Deacon Mike Walsh

Catholic broadcasters face big changes in coming months

By 
  • January 28, 2016

TORONTO - Opting out of the stations you never watch or buying just the channels you do watch on cable isn’t the biggest worry Canada’s Catholic broadcasters face. The advent of the “skinny basic” cable packages — which cable companies must offer starting in March — and pick-n-pay menus that allow viewers to purchase only the stations they want by the end of 2016, are only a small part of bigger changes in how people watch television, broadcasters told The Catholic Register.

“We’re not anticipating it’s going to be a big change (as of March),” said National Catholic Broadcasting Council executive director Deacon Mike Walsh.
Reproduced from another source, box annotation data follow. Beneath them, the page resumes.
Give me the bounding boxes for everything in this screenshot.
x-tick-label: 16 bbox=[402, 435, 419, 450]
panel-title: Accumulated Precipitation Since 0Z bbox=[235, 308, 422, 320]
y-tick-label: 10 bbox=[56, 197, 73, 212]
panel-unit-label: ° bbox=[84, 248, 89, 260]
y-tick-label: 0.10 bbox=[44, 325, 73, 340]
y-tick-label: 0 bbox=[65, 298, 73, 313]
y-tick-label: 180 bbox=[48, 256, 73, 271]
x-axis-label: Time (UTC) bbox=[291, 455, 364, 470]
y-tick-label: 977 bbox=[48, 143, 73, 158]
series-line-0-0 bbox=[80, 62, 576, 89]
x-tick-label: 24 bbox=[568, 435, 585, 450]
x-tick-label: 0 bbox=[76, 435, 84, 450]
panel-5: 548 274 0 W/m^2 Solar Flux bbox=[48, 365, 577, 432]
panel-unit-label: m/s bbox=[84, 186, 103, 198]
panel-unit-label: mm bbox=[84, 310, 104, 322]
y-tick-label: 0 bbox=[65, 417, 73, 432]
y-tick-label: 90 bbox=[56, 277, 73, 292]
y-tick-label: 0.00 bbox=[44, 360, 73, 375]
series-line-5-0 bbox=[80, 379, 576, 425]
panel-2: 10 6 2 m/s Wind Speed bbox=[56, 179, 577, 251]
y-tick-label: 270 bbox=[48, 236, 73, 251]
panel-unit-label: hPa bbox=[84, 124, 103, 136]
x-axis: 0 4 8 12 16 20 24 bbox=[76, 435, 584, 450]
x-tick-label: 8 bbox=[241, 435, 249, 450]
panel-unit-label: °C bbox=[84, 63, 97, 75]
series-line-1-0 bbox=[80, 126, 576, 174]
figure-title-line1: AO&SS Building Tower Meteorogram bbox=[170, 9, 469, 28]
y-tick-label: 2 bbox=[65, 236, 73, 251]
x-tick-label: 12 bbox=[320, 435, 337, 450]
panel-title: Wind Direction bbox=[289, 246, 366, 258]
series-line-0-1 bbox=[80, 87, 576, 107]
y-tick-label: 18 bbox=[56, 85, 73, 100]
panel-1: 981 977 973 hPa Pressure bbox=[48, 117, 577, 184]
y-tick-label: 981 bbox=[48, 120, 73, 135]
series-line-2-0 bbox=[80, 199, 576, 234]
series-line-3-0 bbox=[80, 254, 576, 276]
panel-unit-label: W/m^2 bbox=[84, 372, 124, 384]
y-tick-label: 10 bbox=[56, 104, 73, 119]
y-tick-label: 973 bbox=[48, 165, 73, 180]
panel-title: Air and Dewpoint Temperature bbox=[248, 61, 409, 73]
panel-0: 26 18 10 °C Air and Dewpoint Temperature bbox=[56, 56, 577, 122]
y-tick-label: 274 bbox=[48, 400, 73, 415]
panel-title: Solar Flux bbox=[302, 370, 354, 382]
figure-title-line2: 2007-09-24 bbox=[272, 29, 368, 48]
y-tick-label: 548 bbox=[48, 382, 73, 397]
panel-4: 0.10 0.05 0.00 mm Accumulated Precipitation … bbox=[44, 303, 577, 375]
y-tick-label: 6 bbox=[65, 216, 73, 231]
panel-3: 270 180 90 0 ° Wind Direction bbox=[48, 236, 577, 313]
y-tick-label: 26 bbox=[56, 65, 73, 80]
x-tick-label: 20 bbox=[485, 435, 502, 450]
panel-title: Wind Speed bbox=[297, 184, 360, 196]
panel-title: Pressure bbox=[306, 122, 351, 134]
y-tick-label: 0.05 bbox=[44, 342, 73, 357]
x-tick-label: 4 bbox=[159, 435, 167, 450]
The NCBC produces The Daily Mass Monday to Saturday and offers it to viewers three different ways — on Vision TV, on Salt + Light TV and on its own YouTube channel.

The NCBC may see its cable television audience gradually shrink if many subscribers opt for the new “skinny basic” option — a stripped down offering of about 40 television options plus radio stations ($20.29 per month on Rogers). This new more basic version of basic cable does not include Vision, which had been part of the government-mandated basic package since 1987.

After cable companies sent out letters in January to explain viewer options, Walsh doesn’t think he’s going to see bargain-hunting viewers rushing for the exits on their current cable plans.

“It’s so confusing that nobody is really going to know what’s going on,” Walsh said.

The Rogers Cable letters to subscribers contained news that phone and cable prices would increase, but no made mention of the new skinny basic option. Viewers will only get the new, cheaper, Vision-less version of basic if they specifically call their cable company and ask for it. Otherwise cable companies will continue to deliver current packages to subscribers.

Because it never was part of basic cable, skinny basic and pick-n-pay represent no change for Salt + Light, said Noel Ocol, Salt + Light director of marketing and communications.

“Salt + Light was always a pay channel that you had to select,” said Ocol. “It’s always been either stand-alone or a-la-carte, or part of bigger packages. On Rogers we’re on the VIP package.”

Until two years ago Cogeco Cable Inc. offered Salt + Light free on basic cable to its relatively small television service subscriber base. Changes in Canadian Radio-television and Telecommunications Commission rules put an end to that.

The new rules this year may make Salt + Light cheaper for many cable subscribers. Rogers is offering a “spiritual package” that includes Salt + Light, the American Eternal Word Television Network (EWTN), Vision TV and Grace TV — a Canadian platform for various Evangelical and Pentecostal broadcasters. The little add-on package could come to as little as $3 per month.

As a relatively obscure offering on Bell channel 654, Rogers channel 240 and Telus channel 873, Salt + Light has chosen to concentrate more and more of its energy on its web site, saltandlighttv.org.

Cable companies simply aren’t the future for most broadcasters who produce their own original content, said Ocol. More and more viewers are cutting cable entirely and watching television through their Internet connections — whether on Netflix, Shomi, iTunes, Crackle or dozens of other services.

Salt + Light has taken a first step into this brave new world by launching its own Roku channel. Roku is one of a number of boxes available that connect a television to the Internet and make it possible to watch everything from YouTube to Netflix to Major League Baseball. Others include Chromecast, AppleTV, Fire TV and Android TV. For a one-time payment of between $60 and $110 for the box, Roku delivers a broad range of Internet streaming directly to a television.

Since Salt + Light launched its free Roku channel in August it’s seen “about 14- to 15-per-cent growth in our Roku numbers consistently month over month,” said Ocol.

At the NCBC, Walsh is looking for ways of making the Mass available to more people when they want to watch it and not when the broadcaster wants to schedule it.

“Whether that’s an app you click on on your iPad, or whether it’s a streaming service like Netflix, we need to be prepared for all of those options,” Walsh said. “We want to move to a platform that says you can have it any time in any place.”

Commercial broadcasters are scrambling to figure out how they make money in a world where viewers can get massive amounts of programming free, or Netflix Canada for as little $9.99 per month. But the Catholic broadcasters already know where their money comes from — donors.

Whether they’re watching on their computer or their TV, viewers who value Catholic programming have to volunteer to pay for it, said Ocol.

“It’s not like we’re rolling in dough,” he said.